5. За лагерной оградойОднажды Мартон Ковач выменял себе за две горсти табаку немецкую брошюрку. Она была небольшая и тонкая. Владелец ее, артиллерийский унтер Мюллер, прежде чем совершить обмен, решил проявить любезность. Он сделал Мартону следующее великодушное предложение: если тот согласится прибавить к двум обещанным горстям табаку четыре сигареты или кремень для зажигалки, он сможет получить не только эту худосочную книжицу, а настоящий пухлый том об индейцах, с поджогами, убийствами, сниманьем скальпов, причем в таком изобилии, что и желать больше нечего.
– Вот книга так уж книга! Не оторвешься! – рассыпался в восторженных похвалах немецкий унтер.
Он был весьма изумлен, когда Мартон не воспользовался его великодушием и довольно туманно заявил, что бедняку вполне подходит и первая, «тоненькая книжица». Называлась она «Коммунистический Манифест». И хотя она была невелика, сочинили ее двое: Карл Маркс и Фридрих Энгельс.
По окончании ужина венгерские военнопленные обычно собирались возле огромного мусорного ящика, приделанного к задней стене барака. Они любили проводить здесь время перед сном. Вечерние беседы чаще всего сводились к спорам о том, чего бы лучше сейчас поесть или выпить. А еще гадали и прикидывали, когда появится наконец возможность вернуться на родину.
Дюла Пастор стоял, прислонившись к стене барака, и молча следил за плывущими в небе облаками.
– Бросьте разговоры о голубцах, ребята! – сказал Ковач, присаживаясь на плоскую крышку ящика. – И гуляш тоже можно на сегодня отставить. Верьте слову, оба эти блюда уж вот как хороши, да только ежели они в наличии. А так… Давайте я вам лучше почитаю кое-что интересное… Начинаю.
В каких-нибудь двух шагах от него шел жаркий спор о том, что вкуснее: бобовая похлебка, сваренная из телячьей или свиной ножки, или она же, но приправленная копченой колбасой. А немного поодаль Риток поучал Кишбера, как надо пить вино. Если, мол, ты станешь запивать каждый стакан глотком чистой воды, вино можно тянуть хоть с вечера до утра и никогда притом не захмелеешь.
Восседая на ящике, как на троне, Мартон принялся за чтение. Он произносил две-три фразы немецкого текста, переводил их на венгерский, а потом пояснял своими словами. Эти пояснения были намного пространнее прочитанного.

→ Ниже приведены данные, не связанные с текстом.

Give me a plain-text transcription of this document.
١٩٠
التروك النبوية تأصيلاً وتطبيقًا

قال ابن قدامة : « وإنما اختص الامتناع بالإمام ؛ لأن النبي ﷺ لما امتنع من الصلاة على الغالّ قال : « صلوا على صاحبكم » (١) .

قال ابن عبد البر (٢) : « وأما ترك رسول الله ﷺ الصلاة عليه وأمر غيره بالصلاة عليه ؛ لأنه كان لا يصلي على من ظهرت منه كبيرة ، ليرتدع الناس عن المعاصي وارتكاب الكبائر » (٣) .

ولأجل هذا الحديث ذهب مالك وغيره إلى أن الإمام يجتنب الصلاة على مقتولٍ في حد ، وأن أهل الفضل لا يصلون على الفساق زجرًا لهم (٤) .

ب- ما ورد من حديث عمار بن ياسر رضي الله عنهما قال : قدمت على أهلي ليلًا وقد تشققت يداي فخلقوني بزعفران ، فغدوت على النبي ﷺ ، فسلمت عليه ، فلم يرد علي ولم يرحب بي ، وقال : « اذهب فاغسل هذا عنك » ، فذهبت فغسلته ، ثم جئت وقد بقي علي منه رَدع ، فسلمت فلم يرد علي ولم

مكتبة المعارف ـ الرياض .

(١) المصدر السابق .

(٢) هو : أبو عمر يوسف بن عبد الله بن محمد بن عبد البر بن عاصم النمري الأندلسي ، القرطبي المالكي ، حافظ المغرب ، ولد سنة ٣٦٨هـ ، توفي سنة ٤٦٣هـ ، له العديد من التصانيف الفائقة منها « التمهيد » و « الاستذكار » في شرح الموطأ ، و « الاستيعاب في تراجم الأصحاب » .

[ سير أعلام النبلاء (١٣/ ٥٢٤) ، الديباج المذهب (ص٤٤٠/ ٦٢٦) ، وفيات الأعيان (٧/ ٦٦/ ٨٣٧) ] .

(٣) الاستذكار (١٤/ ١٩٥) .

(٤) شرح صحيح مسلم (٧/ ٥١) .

В первый раз затея Ковача особого успеха не имела. Многие пленные начали недовольно ворчать, но, убедившись, что он не обращает на них никакого внимания и продолжает свое, решили попросту отойти подальше, к лагерной прачечной – тоже довольно подходящий уголок для вечернего кейфа. Согнать же Мартона с места никто не рискнул – рядом с долговязым штрафником, широко расставив ноги и скрестив на груди руки, стоял Дюла Пастор и внимательно прислушивался к тому, что он читал.
Хотя Пастор и защищал Мартона самим своим присутствием, но даже он нашел чтение совершенно излишним.

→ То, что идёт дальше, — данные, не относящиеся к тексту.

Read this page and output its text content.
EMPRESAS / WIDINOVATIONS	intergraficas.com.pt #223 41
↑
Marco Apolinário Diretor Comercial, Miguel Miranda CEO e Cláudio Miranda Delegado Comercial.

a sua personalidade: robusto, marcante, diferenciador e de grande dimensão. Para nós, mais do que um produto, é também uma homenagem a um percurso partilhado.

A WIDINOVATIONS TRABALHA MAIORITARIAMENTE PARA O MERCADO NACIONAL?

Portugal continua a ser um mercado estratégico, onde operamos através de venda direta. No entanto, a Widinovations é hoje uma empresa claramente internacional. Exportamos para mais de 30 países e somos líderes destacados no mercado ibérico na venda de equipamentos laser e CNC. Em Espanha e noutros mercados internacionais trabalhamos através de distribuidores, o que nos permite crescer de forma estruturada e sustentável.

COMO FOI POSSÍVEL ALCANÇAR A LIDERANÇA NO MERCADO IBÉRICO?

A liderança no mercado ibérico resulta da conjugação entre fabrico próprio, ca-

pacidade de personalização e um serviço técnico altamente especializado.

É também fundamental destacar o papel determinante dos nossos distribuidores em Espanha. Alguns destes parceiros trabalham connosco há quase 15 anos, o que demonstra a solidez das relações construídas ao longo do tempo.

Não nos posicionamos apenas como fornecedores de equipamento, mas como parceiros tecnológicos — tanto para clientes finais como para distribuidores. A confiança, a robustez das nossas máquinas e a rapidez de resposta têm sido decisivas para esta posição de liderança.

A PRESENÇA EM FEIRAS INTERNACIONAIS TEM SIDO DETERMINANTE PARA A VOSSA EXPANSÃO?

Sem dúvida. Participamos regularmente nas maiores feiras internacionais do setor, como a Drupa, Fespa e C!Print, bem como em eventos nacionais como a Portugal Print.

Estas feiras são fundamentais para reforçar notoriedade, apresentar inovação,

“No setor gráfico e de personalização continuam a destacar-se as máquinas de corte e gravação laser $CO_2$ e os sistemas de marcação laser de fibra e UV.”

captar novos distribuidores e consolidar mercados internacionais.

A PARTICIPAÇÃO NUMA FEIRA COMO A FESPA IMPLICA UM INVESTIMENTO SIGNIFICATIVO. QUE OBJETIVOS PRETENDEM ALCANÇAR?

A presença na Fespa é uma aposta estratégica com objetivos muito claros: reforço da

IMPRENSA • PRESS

– Что нам за дело, Марци, как господа сдирали шкуру с бедного люда вчера или тысячу лет назад? – сказал он. – Меня, например, куда больше интересует, что нужно будет предпринять, когда мы вернемся домой, чтобы никто не мог сдирать шкуру с нас, – вот главное!
– Видишь ли, Дюла, в жизни бывает и так: толкуют о шурине, а хотят, чтобы на ус намотал кум, – проговорил Ковач. – Так оно и здесь. Маркс пишет о вчерашнем дне для того, чтобы мы сумели понять свой нынешний да приготовились получше к тому, что должно совершиться завтра и послезавтра.
Шебештьен, который, прислонясь к бревенчатой стене барака, все время слушал Мартона молча, теперь что-то пробормотал и кивнул в знак согласия.
– Да… – смущенно промолвил Пастор.
Но после новой попытки вникнуть в смысл объяснений Мартона он лишь досадливо подумал: «Рабовладельцы… цеховые мастера… Какое мне до них дело?..» И прикрыл рот ладонью, чтобы никто не заметил его зевка. До Пастора никак не доходило, что может быть общего между ним и этими самыми цеховыми мастерами.
На следующий день под вечер, узнав, что Ковач намерен продолжать свое чтение вслух, он попробовал было улизнуть, но Шебештьен его остановил:
– Останься, Дюла, – сказал он. – Иначе кто-нибудь еще, чего доброго, пристанет к Марци.
Волей-неволей Пастор выслушал еще одну лекцию. На сей раз кое-какие места в ней заинтересовали его. Было такое впечатление, что Ковач, вернее, Маркс, обращался непосредственно к нему и говорил именно о нем…
– Вот это, пожалуй, да! – к концу беседы признался Пастор.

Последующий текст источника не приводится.